2. Associé SEP (société en participation, art. 1871 et s. C. civ.) Vous êtes associé dans une structure sans personnalité morale. Vous avez des droits sur les bénéfices et les pertes selon les termes du contrat. La dissolution peut intervenir à tout moment (si durée indéterminée) par notification. Votre responsabilité dépend de la qualité en laquelle vous avez agi vis-à-vis des tiers.

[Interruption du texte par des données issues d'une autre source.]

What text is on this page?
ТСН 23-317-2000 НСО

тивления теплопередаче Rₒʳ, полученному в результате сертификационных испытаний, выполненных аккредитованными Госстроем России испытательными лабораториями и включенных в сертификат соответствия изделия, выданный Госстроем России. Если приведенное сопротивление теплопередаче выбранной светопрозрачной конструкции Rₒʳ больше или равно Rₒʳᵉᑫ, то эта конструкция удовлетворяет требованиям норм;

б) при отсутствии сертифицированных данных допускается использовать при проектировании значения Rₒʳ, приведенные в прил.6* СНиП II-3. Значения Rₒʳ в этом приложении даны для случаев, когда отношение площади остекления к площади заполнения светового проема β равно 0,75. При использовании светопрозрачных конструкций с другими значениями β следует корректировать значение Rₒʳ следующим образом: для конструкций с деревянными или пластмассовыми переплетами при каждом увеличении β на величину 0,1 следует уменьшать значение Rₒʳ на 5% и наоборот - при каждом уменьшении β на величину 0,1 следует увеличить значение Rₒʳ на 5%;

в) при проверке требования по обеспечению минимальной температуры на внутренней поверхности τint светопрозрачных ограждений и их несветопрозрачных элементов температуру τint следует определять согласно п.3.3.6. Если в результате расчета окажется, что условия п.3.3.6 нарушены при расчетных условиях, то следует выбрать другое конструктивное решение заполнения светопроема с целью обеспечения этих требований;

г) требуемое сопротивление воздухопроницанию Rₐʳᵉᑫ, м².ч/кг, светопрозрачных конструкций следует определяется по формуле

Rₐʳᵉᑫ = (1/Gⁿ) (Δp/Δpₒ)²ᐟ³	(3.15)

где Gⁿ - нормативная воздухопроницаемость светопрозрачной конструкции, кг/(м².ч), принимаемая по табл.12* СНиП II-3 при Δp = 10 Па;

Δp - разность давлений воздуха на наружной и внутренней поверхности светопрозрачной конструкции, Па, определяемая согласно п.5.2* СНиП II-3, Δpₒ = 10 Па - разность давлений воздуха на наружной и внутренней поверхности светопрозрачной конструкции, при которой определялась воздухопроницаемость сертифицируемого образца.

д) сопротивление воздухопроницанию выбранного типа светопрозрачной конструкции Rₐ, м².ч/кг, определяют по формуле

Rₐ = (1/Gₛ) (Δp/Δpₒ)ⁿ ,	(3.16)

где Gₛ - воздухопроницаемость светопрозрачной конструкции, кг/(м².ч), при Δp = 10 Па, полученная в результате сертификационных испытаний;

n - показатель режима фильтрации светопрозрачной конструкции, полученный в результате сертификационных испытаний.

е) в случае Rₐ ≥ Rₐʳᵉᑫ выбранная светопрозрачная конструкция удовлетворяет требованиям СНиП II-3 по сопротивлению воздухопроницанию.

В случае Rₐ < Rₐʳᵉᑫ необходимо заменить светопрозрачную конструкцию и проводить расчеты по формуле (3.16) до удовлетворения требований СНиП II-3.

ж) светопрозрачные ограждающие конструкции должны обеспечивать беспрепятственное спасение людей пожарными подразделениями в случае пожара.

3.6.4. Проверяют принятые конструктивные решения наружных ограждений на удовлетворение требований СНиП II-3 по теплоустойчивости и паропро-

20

3. Copropriétaire exploitant (association de carrière avec part de propriété) Vous êtes à la fois propriétaire civil du cheval et participant à l'exploitation de sa carrière. Vous avez la qualité de coexploitant au sens fiscal (BOFiP BOI-BNC-SECT-60-20). Vous participez aux décisions d'exploitation et êtes solidairement responsable des sommes dues aux sociétés de courses.
4. Participant à une association de carrière sans part de propriété Vous participez financièrement à l'exploitation de la carrière sans être propriétaire civil du cheval. Vos droits sont purement contractuels et économiques. Vous n'avez aucun droit sur le cheval lui-même en cas de vente ou de dissolution. Votre situation doit être expressément documentée dans la déclaration d'association.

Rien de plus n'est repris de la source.